Go easy, Mayor
Mayor Hillary Schieve seems determined to take a hand in code compliance in the city. She applied for a city job as a code compliance officer so she can deal personally with blight. She appears to have been blocked by law, though she says she’ll try again.
This is an innovative approach, and the mayor deserves praise for thinking outside usual approaches to governing. But that doesn’t necessarily mean the inspector’s job is a good idea.
One person’s blight is another person’s beauty, and we have only the mayor’s word for it that what she has been doing is policing blight. She doesn’t get to decide, all on her own, what is or is not unattractive. Blight is defined, much too vaguely, in both Reno city ordinances and Nevada Revised Statutes, and a city inspector needs to be well versed and trained in those legalities in order to avoid involving the city in litigation.
There are plenty of things in midtown, for instance, that some people would consider blight, but its businesspeople would not.
In addition, the mayor needs to get a better grasp on the nuances of her duties and exercise greater restraint in invoking the city’s authority. She is a business owner and a part-time mayor. Going around pressuring other business owners can easily be seen as harassment and a misuse of the mayoralty. She is fortunate that the news coverage of this dispute so far has been congenial. But imagine if this story had started out with complaints from other businesspeople about her throwing her weight and the city’s power around against them.
She told the Reno Gazette-Journal, “When someone sees the mayor walk into their business, they’re like, Oh my god!”
There’s another issue, too. Schieve—starting early in her public career—developed a reputation for hostility toward homeless people, and when she starts using the term blight, it again raises fears that she may use that term broadly to include human beings. At about the same time her venture into code inspection became public, someone from Occupy Reno (and who knew there's still an Occupy Reno?) posted a report that mentions the mayor and the homeless:
“Today we came at 6:30 a.m. to provide support and protection to our friends without homes underneath the Wells Bridge who had until 7 a.m. to move out of their camp. ’Look,’ [an officer] said, ’We’ve been letting you guys stay here for a month now. And the mayor drove past here and saw it on her way to talk about the affordable housing over there.’ ’Where are we going to go?’ the woman asked. The officer came up with a couple of ideas, like the already full overflow shelter, and temporary housing for her dog. (This service has a max of 5 days which is not enough time for most to get on their feet.) The gesture was nice but not helpful in this instance.”

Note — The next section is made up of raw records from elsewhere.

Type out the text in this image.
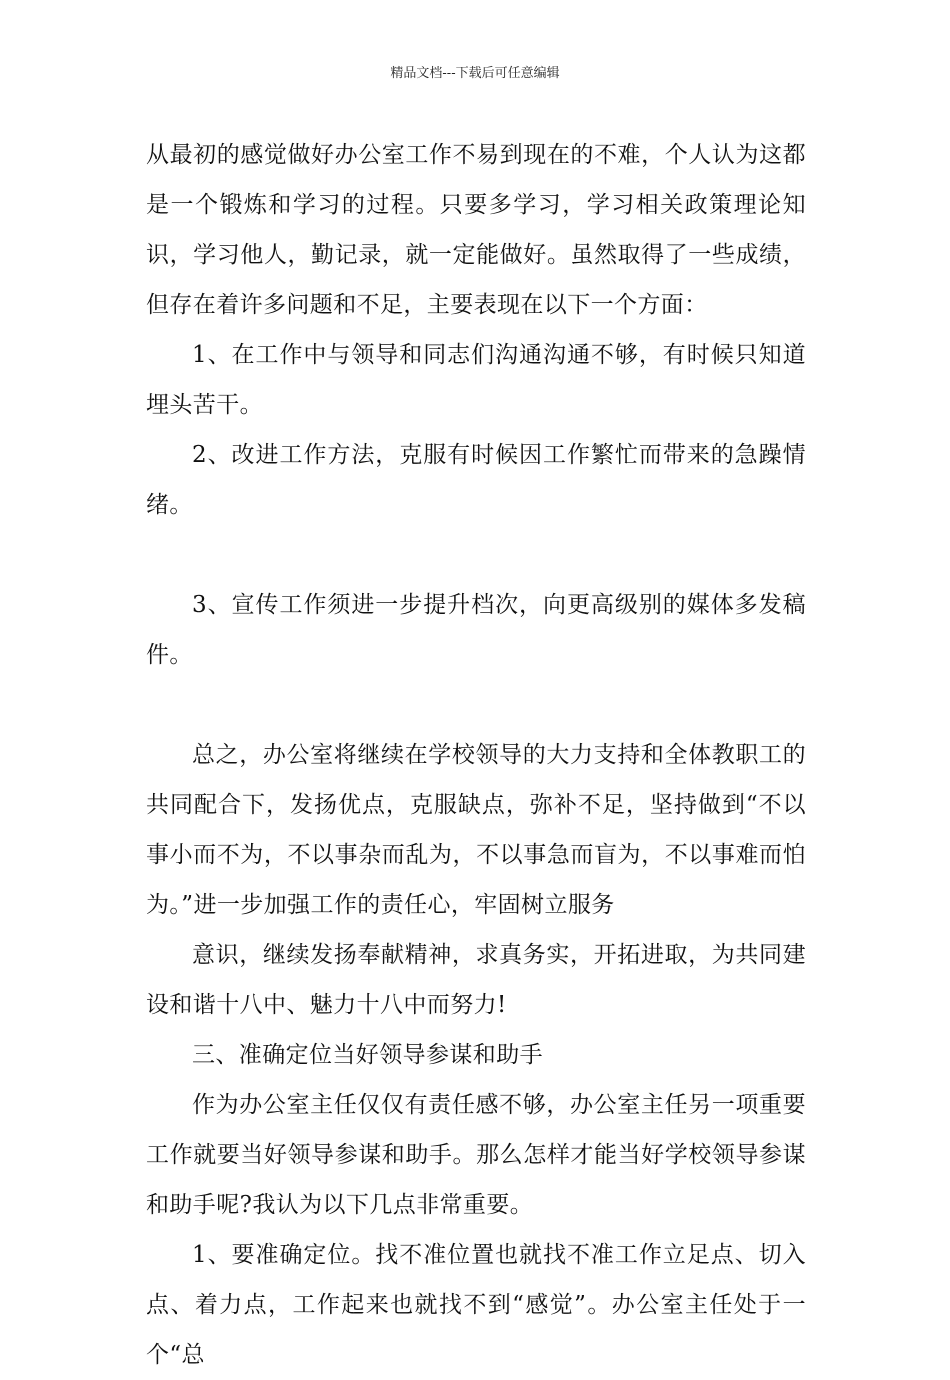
精品文档---下载后可任意编辑

从最初的感觉做好办公室工作不易到现在的不难，个人认为这都是一个锻炼和学习的过程。只要多学习，学习相关政策理论知识，学习他人，勤记录，就一定能做好。虽然取得了一些成绩，但存在着许多问题和不足，主要表现在以下一个方面：

1、在工作中与领导和同志们沟通沟通不够，有时候只知道埋头苦干。

2、改进工作方法，克服有时候因工作繁忙而带来的急躁情绪。

3、宣传工作须进一步提升档次，向更高级别的媒体多发稿件。

总之，办公室将继续在学校领导的大力支持和全体教职工的共同配合下，发扬优点，克服缺点，弥补不足，坚持做到“不以事小而不为，不以事杂而乱为，不以事急而盲为，不以事难而怕为。”进一步加强工作的责任心，牢固树立服务

意识，继续发扬奉献精神，求真务实，开拓进取，为共同建设和谐十八中、魅力十八中而努力!

三、准确定位当好领导参谋和助手

作为办公室主任仅仅有责任感不够，办公室主任另一项重要工作就要当好领导参谋和助手。那么怎样才能当好学校领导参谋和助手呢?我认为以下几点非常重要。

1、要准确定位。找不准位置也就找不准工作立足点、切入点、着力点，工作起来也就找不到“感觉”。办公室主任处于一个“总
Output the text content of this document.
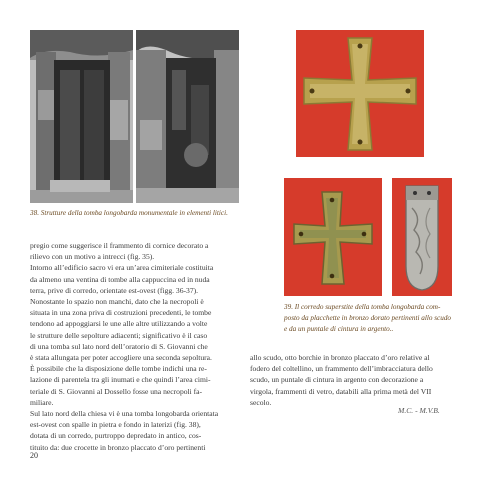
38. Strutture della tomba longobarda monumentale in elementi litici.
39. Il corredo superstite della tomba longobarda com-
posto da placchette in bronzo dorato pertinenti allo scudo
e da un puntale di cintura in argento..
pregio come suggerisce il frammento di cornice decorato a
rilievo con un motivo a intrecci (fig. 35).
Intorno all’edificio sacro vi era un’area cimiteriale costituita
da almeno una ventina di tombe alla cappuccina ed in nuda
terra, prive di corredo, orientate est-ovest (figg. 36-37).
Nonostante lo spazio non manchi, dato che la necropoli è
situata in una zona priva di costruzioni precedenti, le tombe
tendono ad appoggiarsi le une alle altre utilizzando a volte
le strutture delle sepolture adiacenti; significativo è il caso
di una tomba sul lato nord dell’oratorio di S. Giovanni che
è stata allungata per poter accogliere una seconda sepoltura.
È possibile che la disposizione delle tombe indichi una re-
lazione di parentela tra gli inumati e che quindi l’area cimi-
teriale di S. Giovanni al Dossello fosse una necropoli fa-
miliare.
Sul lato nord della chiesa vi è una tomba longobarda orientata
est-ovest con spalle in pietra e fondo in laterizi (fig. 38),
dotata di un corredo, purtroppo depredato in antico, cos-
tituito da: due crocette in bronzo placcato d’oro pertinenti
allo scudo, otto borchie in bronzo placcato d’oro relative al
fodero del coltellino, un frammento dell’imbracciatura dello
scudo, un puntale di cintura in argento con decorazione a
virgola, frammenti di vetro, databili alla prima metà del VII
secolo.
M.C. - M.V.B.
20
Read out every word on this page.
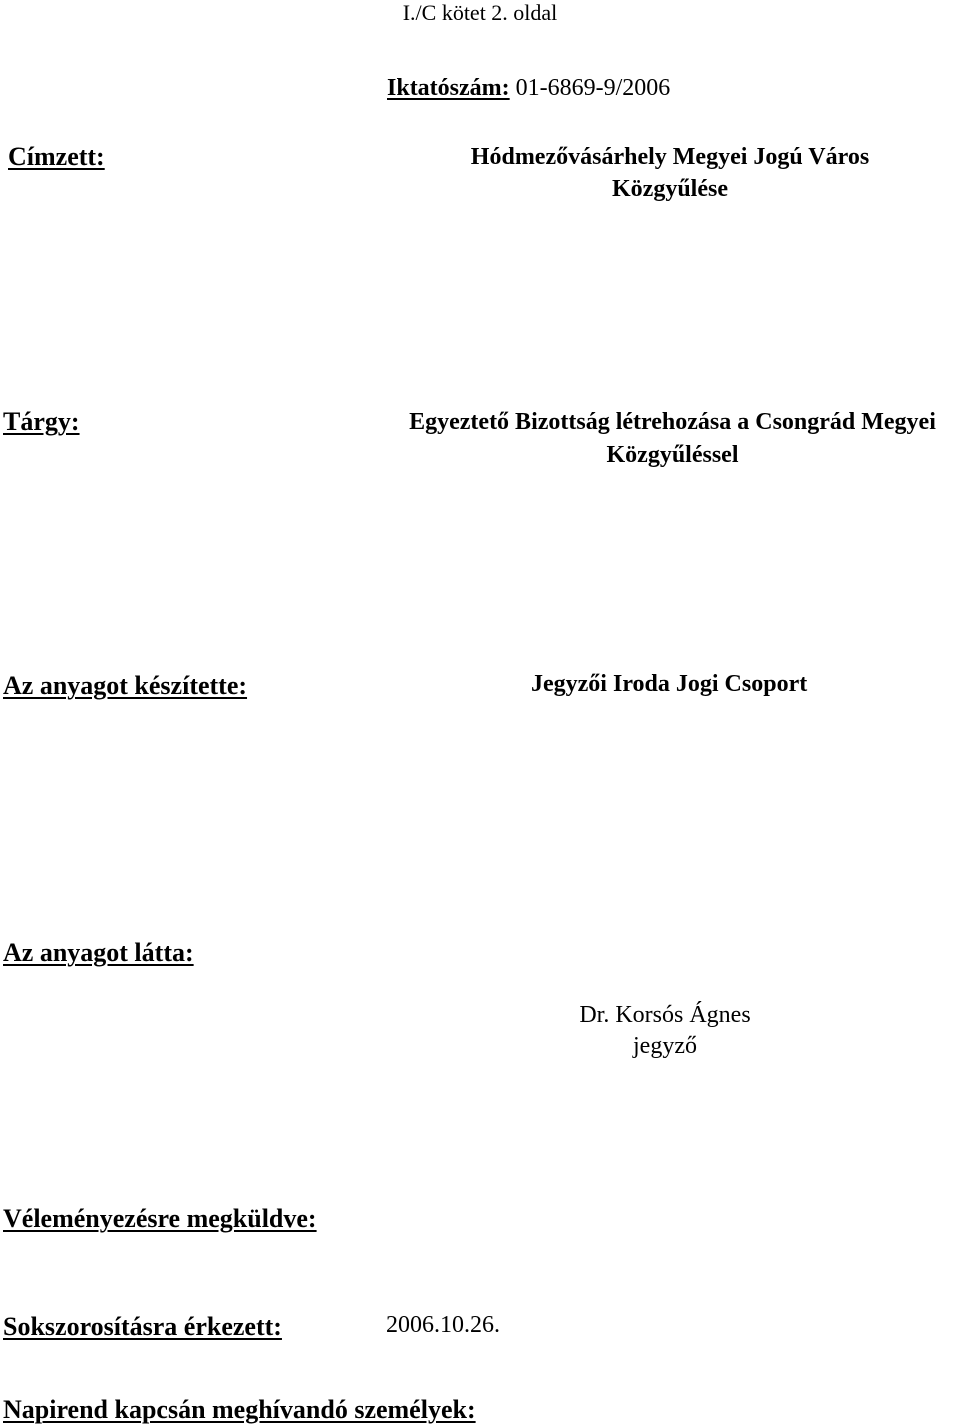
I./C kötet 2. oldal
Iktatószám: 01-6869-9/2006
Címzett:	Hódmezővásárhely Megyei Jogú Város
Közgyűlése
Tárgy:	Egyeztető Bizottság létrehozása a Csongrád Megyei
Közgyűléssel
Az anyagot készítette:	Jegyzői Iroda Jogi Csoport
Az anyagot látta:
Dr. Korsós Ágnes
jegyző
Véleményezésre megküldve:
Sokszorosításra érkezett:	2006.10.26.
Napirend kapcsán meghívandó személyek:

The report is unsigned, so it’s difficult to give it too much credibility. But it is an indication of the suspicion with which the mayor is regarded on homeless issues. She says she is still determined to get some kind of authority for her freelance inspecting. “There has to be a way,” she said last week. “I will work around the hurdles.”
They may not be hurdles. They may be restraints. And they may serve a purpose.